(A terra tremeu a sul, e não foi um abalo qualquer, e por estas terras de Moledo – Caminha a última semana de agosto está claramente mais desanuviada, sugerindo que a sazonalidade que apoquenta estes sítios está cada vez mais acentuada. A praia parece querer compensar os resistentes e os indefetíveis dando um ar da sua graça amena e convidativa, sem que a nortada perturbe o ambiente. Para além do registo deste contexto, debato-me com a escolha do tema para reflexão de hoje e sou conduzido à questão do orçamento. Há algo de estranho nesta obsessão pelo orçamento. Afinal, ele nem foi sequer apresentado, quem o deve fazer, o ministro das Finanças, continua perdido em parte incerta, e é debatido como se todos o conhecêssemos. A questão central continua a ser a do posicionamento da oposição, como se a ordem das coisas estivesse invertida. Afinal, não se sabe em concreto que orçamento se propõe o Governo apresentar e nesse contexto tem-se o desplante de sem dar conhecimento desse propósito carregar sobre o PS e depositar nele o ónus da estabilidade política. Tempos estranhos estes …)
A bem da clarificação das coisas, o Chega, preso na sua armadilha de marcar a qualquer preço a cena mediática, abriu as hostilidades e avançou com o remendo de uma proposta de referendo sobre a imigração que não tem ponta por onde se lhe pegue e que facilitou a vida ao PSD. Se o referendo era visto pelo Chega como contrapartida do seu apoio ao tal orçamento que se desconhece, a coisa está resolvida por esse lado. O PSD, naturalmente, renega esse referendo o que é o mesmo que dizer que não está disponível para qualquer acordo com o Chega e muito menos tendo a imigração como moeda de troca.
Com esta clarificação à direita, toda a cena mediática se voltou para o PS de Pedro Nuno Santos, clamando que os socialistas devem ser responsáveis e deixar passar o orçamento, o tal cujos contornos reais se desconhece. Se isto não é um cheque em branco passado à socapa vou ali e venho, incrédulo e espantado com tanta lata.
Mas tal como Ana Sá Lopes o faz lucidamente hoje no Público, a questão está em saber com que lógica e valores se exige ao PS que aprove um orçamento que se desconhece, não se vislumbrando além disso qualquer aproximação a uma ideia de negociação que a AD pretenda iniciar.

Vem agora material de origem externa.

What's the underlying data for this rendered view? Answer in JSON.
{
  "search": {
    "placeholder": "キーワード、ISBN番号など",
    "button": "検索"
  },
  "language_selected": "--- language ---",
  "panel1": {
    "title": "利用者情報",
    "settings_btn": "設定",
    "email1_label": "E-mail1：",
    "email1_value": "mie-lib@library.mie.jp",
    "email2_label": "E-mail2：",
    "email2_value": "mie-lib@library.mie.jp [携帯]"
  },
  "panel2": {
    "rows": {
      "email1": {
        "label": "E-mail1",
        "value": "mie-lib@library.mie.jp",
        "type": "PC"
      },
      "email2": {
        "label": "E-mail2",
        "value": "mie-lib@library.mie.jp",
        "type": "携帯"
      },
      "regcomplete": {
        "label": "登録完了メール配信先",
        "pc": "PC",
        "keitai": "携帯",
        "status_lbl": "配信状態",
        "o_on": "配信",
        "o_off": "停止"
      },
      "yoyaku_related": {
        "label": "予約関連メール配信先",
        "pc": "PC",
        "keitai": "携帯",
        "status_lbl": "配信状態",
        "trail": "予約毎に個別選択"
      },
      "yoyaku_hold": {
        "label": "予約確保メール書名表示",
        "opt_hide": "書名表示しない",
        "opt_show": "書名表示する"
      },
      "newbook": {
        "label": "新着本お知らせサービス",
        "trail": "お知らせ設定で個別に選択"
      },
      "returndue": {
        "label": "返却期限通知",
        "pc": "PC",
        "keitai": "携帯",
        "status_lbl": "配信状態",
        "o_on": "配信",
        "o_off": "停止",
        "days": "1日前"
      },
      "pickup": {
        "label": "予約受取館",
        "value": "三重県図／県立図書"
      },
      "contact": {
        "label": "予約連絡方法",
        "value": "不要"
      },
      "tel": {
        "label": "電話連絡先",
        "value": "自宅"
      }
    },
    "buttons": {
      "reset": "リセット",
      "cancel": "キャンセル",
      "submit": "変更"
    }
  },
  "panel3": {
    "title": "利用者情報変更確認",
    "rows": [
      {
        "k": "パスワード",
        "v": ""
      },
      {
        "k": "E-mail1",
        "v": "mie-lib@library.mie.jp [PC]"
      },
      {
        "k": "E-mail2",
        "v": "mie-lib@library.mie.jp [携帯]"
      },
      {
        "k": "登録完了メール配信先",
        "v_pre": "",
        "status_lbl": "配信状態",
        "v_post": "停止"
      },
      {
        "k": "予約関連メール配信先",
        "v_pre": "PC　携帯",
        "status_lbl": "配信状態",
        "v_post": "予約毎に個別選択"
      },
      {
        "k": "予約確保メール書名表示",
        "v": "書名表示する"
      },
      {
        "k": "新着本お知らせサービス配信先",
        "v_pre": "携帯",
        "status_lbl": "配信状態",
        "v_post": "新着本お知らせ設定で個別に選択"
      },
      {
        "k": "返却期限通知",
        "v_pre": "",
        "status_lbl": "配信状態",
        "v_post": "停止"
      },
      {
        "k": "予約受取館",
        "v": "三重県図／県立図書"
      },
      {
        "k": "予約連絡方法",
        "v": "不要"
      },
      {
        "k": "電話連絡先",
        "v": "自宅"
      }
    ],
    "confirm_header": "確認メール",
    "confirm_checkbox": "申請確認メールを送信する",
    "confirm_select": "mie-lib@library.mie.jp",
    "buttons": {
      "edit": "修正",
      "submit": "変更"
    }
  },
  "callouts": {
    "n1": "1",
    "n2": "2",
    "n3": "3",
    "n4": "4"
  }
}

Em tese, perante o clima de agressividade que o Governo e a AD têm associado ao legado dos governos de António Costa, não entendo que razões podem ser invocadas para amarrar o PS a um compromisso moral de conceder mais um ano de governação à AD. Em meu entender, só é legítimo politicamente Pedro Nuno Santos aderir a uma negociação para fazer passar o orçamento se e só se for claramente visível que parte e conteúdo desse orçamento possam ser associados à influência política do PS. Sem que aos olhos do eleitorado seja visível que esse putativo orçamento aprovado com os votos ou a abstenção do PS é francamente melhor do que um orçamento estritamente AD penso que será um suicídio político em direto o risco que Pedro Nuno Santos enfrenta. Ora, pela aragem que se tem sentido, não é possível logicamente antecipar que o PSD esteja para aí virado e que dê mostras efetivas de que vai valorizar a colaboração possível da oposição.

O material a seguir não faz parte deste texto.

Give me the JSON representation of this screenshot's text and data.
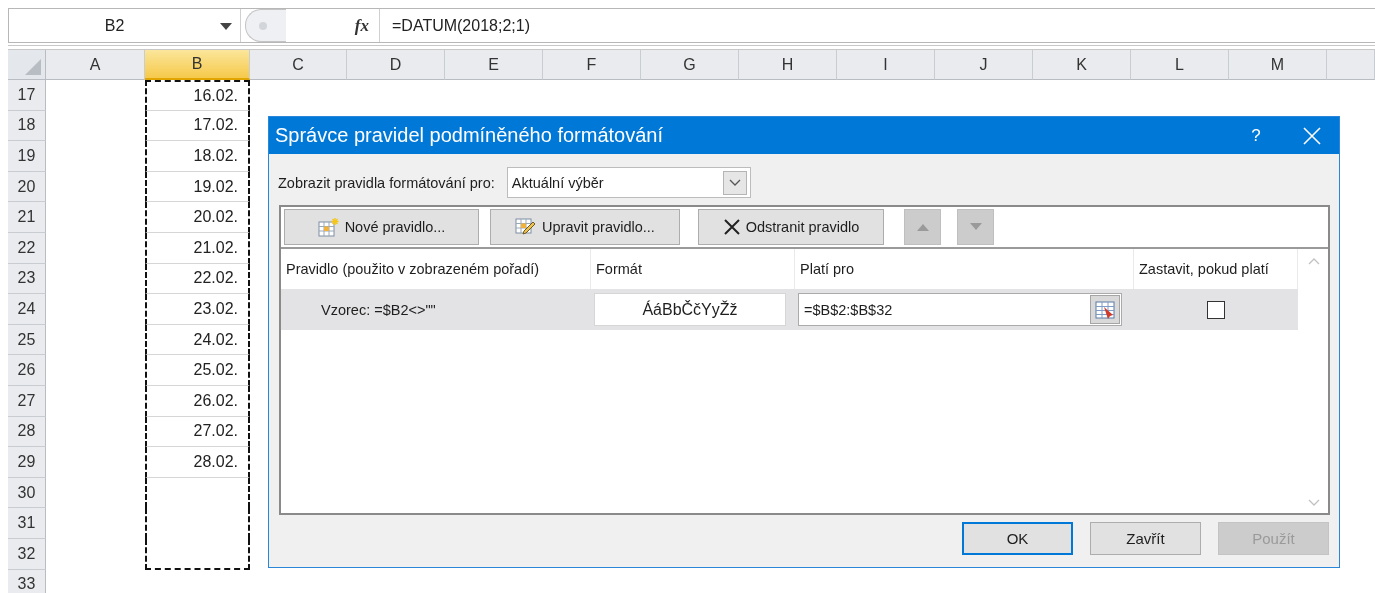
{
  "formula_bar": {
    "name_box": "B2",
    "function_label": "fx",
    "formula": "=DATUM(2018;2;1)"
  },
  "sheet": {
    "columns": [
      {
        "label": "A",
        "selected": false
      },
      {
        "label": "B",
        "selected": true
      },
      {
        "label": "C",
        "selected": false
      },
      {
        "label": "D",
        "selected": false
      },
      {
        "label": "E",
        "selected": false
      },
      {
        "label": "F",
        "selected": false
      },
      {
        "label": "G",
        "selected": false
      },
      {
        "label": "H",
        "selected": false
      },
      {
        "label": "I",
        "selected": false
      },
      {
        "label": "J",
        "selected": false
      },
      {
        "label": "K",
        "selected": false
      },
      {
        "label": "L",
        "selected": false
      },
      {
        "label": "M",
        "selected": false
      }
    ],
    "rows": [
      {
        "number": "17",
        "b": "16.02.",
        "copied": true
      },
      {
        "number": "18",
        "b": "17.02.",
        "copied": true
      },
      {
        "number": "19",
        "b": "18.02.",
        "copied": true
      },
      {
        "number": "20",
        "b": "19.02.",
        "copied": true
      },
      {
        "number": "21",
        "b": "20.02.",
        "copied": true
      },
      {
        "number": "22",
        "b": "21.02.",
        "copied": true
      },
      {
        "number": "23",
        "b": "22.02.",
        "copied": true
      },
      {
        "number": "24",
        "b": "23.02.",
        "copied": true
      },
      {
        "number": "25",
        "b": "24.02.",
        "copied": true
      },
      {
        "number": "26",
        "b": "25.02.",
        "copied": true
      },
      {
        "number": "27",
        "b": "26.02.",
        "copied": true
      },
      {
        "number": "28",
        "b": "27.02.",
        "copied": true
      },
      {
        "number": "29",
        "b": "28.02.",
        "copied": true
      },
      {
        "number": "30",
        "copied": true
      },
      {
        "number": "31",
        "copied": true
      },
      {
        "number": "32",
        "copied": true
      },
      {
        "number": "33"
      }
    ]
  },
  "dialog": {
    "title": "Správce pravidel podmíněného formátování",
    "help": "?",
    "show_for_label": "Zobrazit pravidla formátování pro:",
    "show_for_value": "Aktuální výběr",
    "toolbar": [
      {
        "kind": "new",
        "label": "Nové pravidlo...",
        "disabled": false
      },
      {
        "kind": "edit",
        "label": "Upravit pravidlo...",
        "disabled": false
      },
      {
        "kind": "delete",
        "label": "Odstranit pravidlo",
        "disabled": false
      },
      {
        "kind": "up",
        "disabled": true
      },
      {
        "kind": "down",
        "disabled": true
      }
    ],
    "columns": [
      "Pravidlo (použito v zobrazeném pořadí)",
      "Formát",
      "Platí pro",
      "Zastavit, pokud platí"
    ],
    "rules": [
      {
        "rule": "Vzorec: =$B2<>\"\"",
        "format_preview": "ÁáBbČčYyŽž",
        "applies_to": "=$B$2:$B$32",
        "stop": false,
        "selected": true
      }
    ],
    "buttons": [
      {
        "label": "OK",
        "default": true,
        "disabled": false
      },
      {
        "label": "Zavřít",
        "default": false,
        "disabled": false
      },
      {
        "label": "Použít",
        "default": false,
        "disabled": true
      }
    ]
  }
}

Creio que o papão da instabilidade política não chega para conduzir o PS ao cadafalso. Todos devem expressar a sua quota parte de contribuição para contornar essa instabilidade possível. Chantagear o PS com essa questão equivaleria a um descentramento total dos contributos que todos devem oferecer para superar tal instabilidade.
E tudo começa com o orçamento que o Governo se proporia apresentar. Só nessa base será possível ao PS avaliar a circunstãncia de o poder melhorar visível e claramente aos olhos do eleitorado em contexto de negociação. Tudo o resto são desperdícios de preparativos em abstrato, que o PS deve, em meu entender, liminarmente rejeitar.